TitleWorkshop on Personalized Medicine and Dynamic Treatment Regimes
Publication TypePresentation
Year of Publication2012
AuthorsDavidian, Marie, Michael R. Kosorok, Eric B. Laber, and Anastasios A. Tsiatis
Abstract

Personalized medicine is focused on making treatment decisions for an individual patient based on his/her clinical, genetic, and other characteristics. Traditional approaches to this goal seek to develop new treatments that are tailored to specific subgroups of patients with unique characteristics. An alternative objective is to determine the best treatment for each and every patient, not only those in a small subgroup, to the benefit of the entire patient population.

This workshop will take this point of view and introduce basic concepts and methods for discovery of individualized treatment regimes based on data. In the simplest case of a single treatment decision, a treatment regime is a rule that assigns treatment to patients based on their own patient-level characteristics, and the goal is to find the optimal regime, that leading to the greatest benefit to individual patients and the population if followed by all patients. In practice, treatment decisions may be made at multiple time points, as in the case of cancer treatment. Dynamic treatment regimes are thus series of sequential decision rules that dictate how to treat a patient over time, and the optimal regime is the set of rules that assigns treatment at each time point so as to maximize long term clinical outcome.

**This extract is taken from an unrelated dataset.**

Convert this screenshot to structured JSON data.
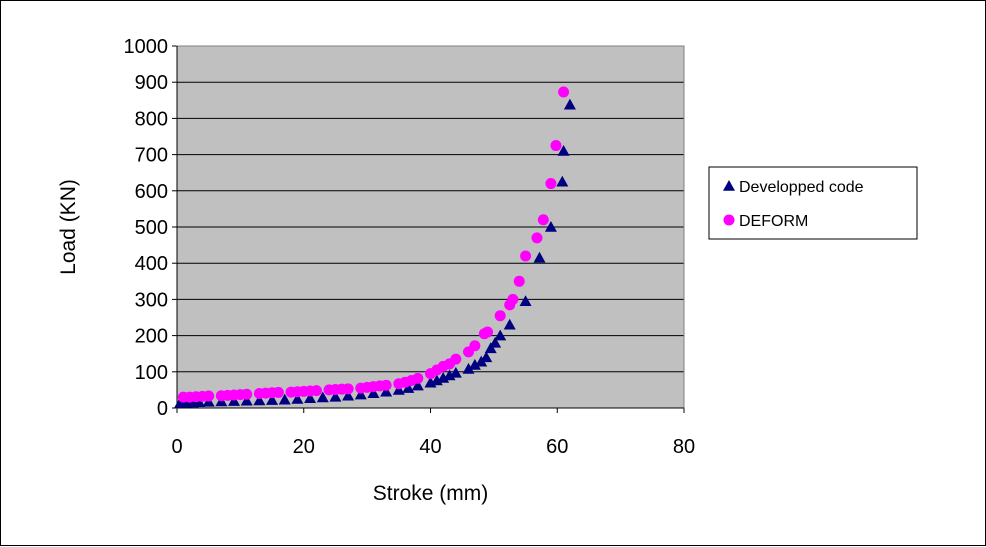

The workshop will first provide a broad overview of these ideas. The case of a single treatment decision, including definition of the optimal regime and statistical methods for estimating optimal regimes based on data, will then be discussed. Extension to the case of multiple decisions will follow, and statistical learning tools such as Q-learning and more recent developments for estimating optimal regimes from data will be introduced. Techniques for designing Phase II and Phase III clinical trials focused on discovery and verification of individualized treatment regimes will also be discussed.

The presentation will assume no prior exposure to the material.

Participants should have a good working knowledge of standard statistical methods, including regression analysis.